- Posted by Johanna on January 21, 2006 at 7:33 am
- Category: Archie Comics
- CREDITS: written by Craig Boldman; art by Henry Scarpelli
- PUBLISHER: Archie Comics; $10.95 US
This book collects a selection of the Archie daily comic strips from the mid-1990s. Since the artists are limited to three panels, the gags focus on the core of the characters. Jughead’s lazy and eats a lot, Archie’s screwing up or looking for a date, Betty’s the nice girl next door, and so on. Jughead’s non-conformity, especially, gives him a lot of potential for wisecracks and silly circumstances. The characters look like they should, following what many think of as the classic style.
Scarpelli is obviously experienced in the way he constructs his panels. The art actually matters, adding to the punchlines instead of simply carrying them, or even serving as a visual gag. The lack of topicality of the jokes keeps these strips fresh for new readers. The writer is quoted as saying that the strip doesn’t try to be current or teach life lessons. Instead, it’s about characters and comedy. This comic strip ranks with some of the best Archie stories of the last decade.
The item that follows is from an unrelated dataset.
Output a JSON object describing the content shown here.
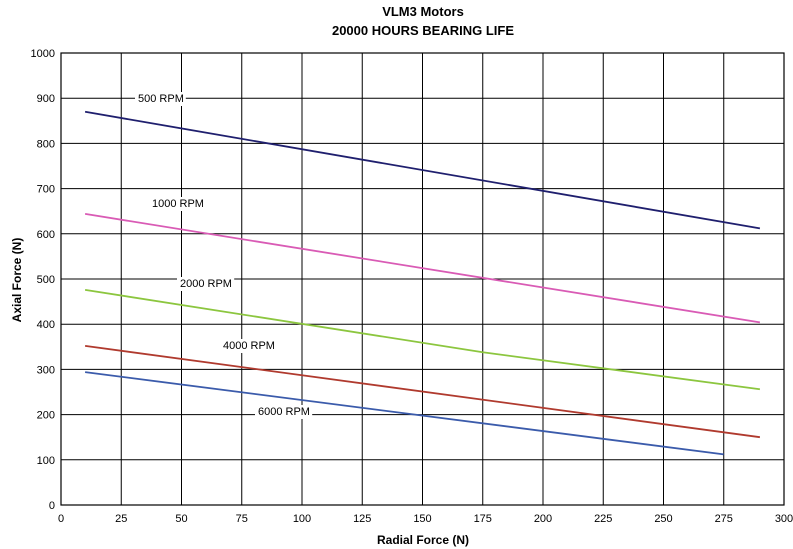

The foreword (by Creators Syndicate president Rick Newcombe) captures some of the key points of appeal of the character — Archie represents childhood innocence, cheerful humor without violence or cynicism. It’s speculated that Archie has lasted over 50 years because he’s always been hopeful and optimistic, regardless of what’s going on in our culture. He’s got a nostalgic appeal to many who remember reading him when they were a kid. He’s the icon of the All-American boy.